On solving the LCD is $\left( x+5 \right)\left( x+2 \right)\left( x+3 \right)$.
The rational expression is written as a fraction in such a way that the LCD is the denominator of the fraction.
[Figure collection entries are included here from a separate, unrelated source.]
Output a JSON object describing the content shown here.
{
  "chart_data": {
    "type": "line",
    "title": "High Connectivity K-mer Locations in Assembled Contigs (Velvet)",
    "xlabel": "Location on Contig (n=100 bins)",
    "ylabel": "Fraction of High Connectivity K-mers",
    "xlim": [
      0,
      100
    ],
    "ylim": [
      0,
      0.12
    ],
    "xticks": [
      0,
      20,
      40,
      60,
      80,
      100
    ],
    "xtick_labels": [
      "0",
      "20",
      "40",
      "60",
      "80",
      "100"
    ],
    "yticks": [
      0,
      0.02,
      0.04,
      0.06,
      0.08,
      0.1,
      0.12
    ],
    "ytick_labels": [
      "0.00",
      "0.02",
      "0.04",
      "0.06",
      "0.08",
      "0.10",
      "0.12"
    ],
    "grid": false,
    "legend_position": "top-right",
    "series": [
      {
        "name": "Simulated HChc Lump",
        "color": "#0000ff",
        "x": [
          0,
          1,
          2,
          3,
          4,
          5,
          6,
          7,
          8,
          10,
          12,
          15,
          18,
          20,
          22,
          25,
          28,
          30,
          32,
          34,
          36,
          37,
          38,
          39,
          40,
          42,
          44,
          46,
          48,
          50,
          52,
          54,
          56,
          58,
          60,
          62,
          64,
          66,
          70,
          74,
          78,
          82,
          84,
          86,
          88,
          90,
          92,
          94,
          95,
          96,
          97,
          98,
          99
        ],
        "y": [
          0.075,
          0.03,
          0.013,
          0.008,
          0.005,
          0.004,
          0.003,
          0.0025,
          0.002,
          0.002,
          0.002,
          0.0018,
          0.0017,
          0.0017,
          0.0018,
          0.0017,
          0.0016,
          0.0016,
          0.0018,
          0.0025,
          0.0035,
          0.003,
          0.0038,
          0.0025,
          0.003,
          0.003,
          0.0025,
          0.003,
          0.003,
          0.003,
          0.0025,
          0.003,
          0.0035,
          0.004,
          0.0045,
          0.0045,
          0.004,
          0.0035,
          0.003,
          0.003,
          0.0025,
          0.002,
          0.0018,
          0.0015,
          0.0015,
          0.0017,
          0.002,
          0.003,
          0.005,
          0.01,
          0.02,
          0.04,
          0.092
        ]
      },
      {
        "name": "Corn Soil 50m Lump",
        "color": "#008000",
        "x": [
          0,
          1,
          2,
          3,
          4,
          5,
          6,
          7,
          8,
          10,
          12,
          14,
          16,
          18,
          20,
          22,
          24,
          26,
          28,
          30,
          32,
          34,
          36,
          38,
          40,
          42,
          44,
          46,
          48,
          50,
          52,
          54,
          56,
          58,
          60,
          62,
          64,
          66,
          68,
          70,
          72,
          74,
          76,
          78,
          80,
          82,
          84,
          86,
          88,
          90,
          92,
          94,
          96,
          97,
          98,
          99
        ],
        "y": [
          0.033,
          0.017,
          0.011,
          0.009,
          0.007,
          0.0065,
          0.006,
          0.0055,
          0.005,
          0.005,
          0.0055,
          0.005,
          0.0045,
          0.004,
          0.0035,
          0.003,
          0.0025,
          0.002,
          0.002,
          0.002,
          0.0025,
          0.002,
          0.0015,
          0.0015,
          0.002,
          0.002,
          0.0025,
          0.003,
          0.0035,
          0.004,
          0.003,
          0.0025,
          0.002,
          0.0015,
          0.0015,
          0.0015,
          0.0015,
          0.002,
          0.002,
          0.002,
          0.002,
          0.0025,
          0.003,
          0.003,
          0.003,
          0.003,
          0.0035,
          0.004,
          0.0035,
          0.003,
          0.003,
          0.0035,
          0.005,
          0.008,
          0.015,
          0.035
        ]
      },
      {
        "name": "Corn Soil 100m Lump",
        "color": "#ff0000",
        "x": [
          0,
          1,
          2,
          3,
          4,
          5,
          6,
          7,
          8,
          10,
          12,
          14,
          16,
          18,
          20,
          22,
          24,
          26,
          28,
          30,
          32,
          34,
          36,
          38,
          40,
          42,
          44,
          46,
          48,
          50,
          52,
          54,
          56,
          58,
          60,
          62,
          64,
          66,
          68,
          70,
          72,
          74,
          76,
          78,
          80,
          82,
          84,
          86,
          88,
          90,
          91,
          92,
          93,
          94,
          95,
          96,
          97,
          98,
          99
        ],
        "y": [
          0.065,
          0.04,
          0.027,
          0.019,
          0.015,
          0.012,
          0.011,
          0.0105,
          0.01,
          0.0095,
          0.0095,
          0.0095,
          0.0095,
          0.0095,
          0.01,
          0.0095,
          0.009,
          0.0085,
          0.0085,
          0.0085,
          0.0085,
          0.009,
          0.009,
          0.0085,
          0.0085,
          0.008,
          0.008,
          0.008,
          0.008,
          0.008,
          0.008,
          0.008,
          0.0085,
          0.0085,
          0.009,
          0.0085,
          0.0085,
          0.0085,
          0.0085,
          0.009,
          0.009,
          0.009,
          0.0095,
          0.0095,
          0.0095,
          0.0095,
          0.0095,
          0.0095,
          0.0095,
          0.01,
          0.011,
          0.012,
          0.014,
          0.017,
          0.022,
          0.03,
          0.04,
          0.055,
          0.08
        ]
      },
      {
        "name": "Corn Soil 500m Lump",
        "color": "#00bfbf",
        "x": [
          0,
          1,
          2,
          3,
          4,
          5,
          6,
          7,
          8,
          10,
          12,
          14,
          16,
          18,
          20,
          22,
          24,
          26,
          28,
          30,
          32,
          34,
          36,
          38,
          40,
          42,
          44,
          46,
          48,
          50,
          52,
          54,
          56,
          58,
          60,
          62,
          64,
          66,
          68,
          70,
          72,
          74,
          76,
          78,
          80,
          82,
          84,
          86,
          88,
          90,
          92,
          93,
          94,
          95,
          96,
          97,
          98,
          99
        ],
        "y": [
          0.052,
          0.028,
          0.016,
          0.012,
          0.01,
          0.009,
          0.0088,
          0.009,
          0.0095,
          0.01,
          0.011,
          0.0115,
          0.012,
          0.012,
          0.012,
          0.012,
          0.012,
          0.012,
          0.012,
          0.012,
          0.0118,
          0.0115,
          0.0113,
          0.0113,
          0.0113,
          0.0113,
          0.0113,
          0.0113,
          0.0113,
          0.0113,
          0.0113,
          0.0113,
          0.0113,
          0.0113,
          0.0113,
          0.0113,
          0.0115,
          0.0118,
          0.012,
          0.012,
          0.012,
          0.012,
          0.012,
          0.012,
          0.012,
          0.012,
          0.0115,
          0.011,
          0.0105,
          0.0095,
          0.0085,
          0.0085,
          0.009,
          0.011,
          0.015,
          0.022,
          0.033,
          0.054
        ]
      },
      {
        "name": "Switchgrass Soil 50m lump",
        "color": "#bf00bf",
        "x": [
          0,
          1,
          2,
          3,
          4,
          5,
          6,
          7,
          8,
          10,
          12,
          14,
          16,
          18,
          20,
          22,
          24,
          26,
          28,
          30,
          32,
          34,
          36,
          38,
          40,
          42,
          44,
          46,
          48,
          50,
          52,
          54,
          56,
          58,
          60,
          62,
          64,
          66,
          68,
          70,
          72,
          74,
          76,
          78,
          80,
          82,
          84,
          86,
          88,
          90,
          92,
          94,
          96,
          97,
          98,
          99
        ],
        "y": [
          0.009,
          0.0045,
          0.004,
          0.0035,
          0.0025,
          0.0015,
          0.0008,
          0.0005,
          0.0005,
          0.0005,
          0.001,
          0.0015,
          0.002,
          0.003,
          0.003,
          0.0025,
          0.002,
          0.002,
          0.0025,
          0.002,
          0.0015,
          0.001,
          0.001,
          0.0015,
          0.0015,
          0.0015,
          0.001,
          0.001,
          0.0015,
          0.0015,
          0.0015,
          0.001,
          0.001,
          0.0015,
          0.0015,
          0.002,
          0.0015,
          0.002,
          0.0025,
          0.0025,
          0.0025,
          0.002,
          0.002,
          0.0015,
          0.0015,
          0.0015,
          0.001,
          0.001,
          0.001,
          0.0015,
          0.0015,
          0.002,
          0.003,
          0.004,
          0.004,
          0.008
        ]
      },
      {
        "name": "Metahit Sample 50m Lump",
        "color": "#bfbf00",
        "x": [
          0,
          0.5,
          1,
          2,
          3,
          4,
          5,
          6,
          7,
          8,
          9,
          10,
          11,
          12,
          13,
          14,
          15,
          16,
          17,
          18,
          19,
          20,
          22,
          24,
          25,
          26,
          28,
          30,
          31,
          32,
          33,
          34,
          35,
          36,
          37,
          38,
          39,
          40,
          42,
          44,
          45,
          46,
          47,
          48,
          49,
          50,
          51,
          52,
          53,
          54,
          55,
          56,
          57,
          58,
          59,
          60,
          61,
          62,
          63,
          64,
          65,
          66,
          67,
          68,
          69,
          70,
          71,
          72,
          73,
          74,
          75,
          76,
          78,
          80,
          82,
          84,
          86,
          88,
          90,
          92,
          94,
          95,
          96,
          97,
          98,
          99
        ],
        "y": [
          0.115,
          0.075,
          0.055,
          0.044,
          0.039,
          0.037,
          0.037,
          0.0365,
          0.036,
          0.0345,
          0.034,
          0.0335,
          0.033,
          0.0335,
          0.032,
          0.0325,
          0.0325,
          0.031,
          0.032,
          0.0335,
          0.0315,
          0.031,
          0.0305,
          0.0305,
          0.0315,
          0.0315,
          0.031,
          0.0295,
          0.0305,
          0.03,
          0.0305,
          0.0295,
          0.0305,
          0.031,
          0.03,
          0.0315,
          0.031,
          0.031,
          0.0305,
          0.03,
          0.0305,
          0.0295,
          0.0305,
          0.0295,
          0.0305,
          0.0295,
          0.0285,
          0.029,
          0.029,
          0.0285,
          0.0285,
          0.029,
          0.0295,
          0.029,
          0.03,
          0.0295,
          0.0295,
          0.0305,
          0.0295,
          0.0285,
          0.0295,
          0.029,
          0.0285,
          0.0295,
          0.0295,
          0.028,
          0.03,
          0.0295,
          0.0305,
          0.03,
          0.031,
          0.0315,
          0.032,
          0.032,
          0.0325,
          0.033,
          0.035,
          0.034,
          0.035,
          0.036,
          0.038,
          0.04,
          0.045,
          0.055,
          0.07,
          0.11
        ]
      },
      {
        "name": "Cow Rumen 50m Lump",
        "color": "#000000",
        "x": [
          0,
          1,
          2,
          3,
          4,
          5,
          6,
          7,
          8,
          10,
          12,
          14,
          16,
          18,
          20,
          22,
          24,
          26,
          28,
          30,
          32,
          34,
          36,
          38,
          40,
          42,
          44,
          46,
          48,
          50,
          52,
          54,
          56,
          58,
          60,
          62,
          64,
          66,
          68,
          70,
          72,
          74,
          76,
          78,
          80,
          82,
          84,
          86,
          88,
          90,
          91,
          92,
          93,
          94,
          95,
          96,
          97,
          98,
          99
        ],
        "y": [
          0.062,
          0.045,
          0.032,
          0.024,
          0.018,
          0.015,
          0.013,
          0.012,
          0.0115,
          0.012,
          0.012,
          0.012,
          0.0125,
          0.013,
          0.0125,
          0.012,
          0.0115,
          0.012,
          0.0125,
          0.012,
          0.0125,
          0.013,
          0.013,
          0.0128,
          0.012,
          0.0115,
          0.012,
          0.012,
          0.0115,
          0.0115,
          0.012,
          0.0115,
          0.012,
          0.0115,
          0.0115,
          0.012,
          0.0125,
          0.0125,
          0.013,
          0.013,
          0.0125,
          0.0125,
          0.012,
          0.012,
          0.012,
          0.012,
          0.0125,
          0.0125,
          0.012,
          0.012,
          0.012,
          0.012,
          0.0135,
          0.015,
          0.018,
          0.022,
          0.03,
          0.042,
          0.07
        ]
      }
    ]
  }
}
Consider, the individual terms of the provided rational terms;
$\begin{align}
& \frac{-1}{\left( x+5 \right)\left( x+2 \right)}=\frac{-1\left( x+3 \right)}{\left( x+5 \right)\left( x+2 \right)\left( x+3 \right)} \\
& =\frac{-x-3}{\left( x+5 \right)\left( x+2 \right)\left( x+3 \right)}
\end{align}$
And,
$\begin{align}
& \frac{3}{\left( x+5 \right)\left( x+3 \right)}=\frac{3\left( x+2 \right)}{\left( x+5 \right)\left( x+2 \right)\left( x+3 \right)} \\
& =\frac{3x+6}{\left( x+5 \right)\left( x+2 \right)\left( x+3 \right)}
\end{align}$
Since the fractions have the common denominator, add the numerators and the LCD is the denominator.
$\begin{align}
& \frac{-1}{{{x}^{2}}+7x+10}-\frac{3}{{{x}^{2}}+8x+15}=\frac{-x-3}{\left( x+5 \right)\left( x+2 \right)\left( x+3 \right)}-\frac{3x+6}{\left( x+5 \right)\left( x+2 \right)\left( x+3 \right)} \\
& =\frac{-x-3-3x-6}{\left( x+5 \right)\left( x+2 \right)\left( x+3 \right)} \\
& =\frac{-4x-9}{\left( x+5 \right)\left( x+2 \right)\left( x+3 \right)}
\end{align}$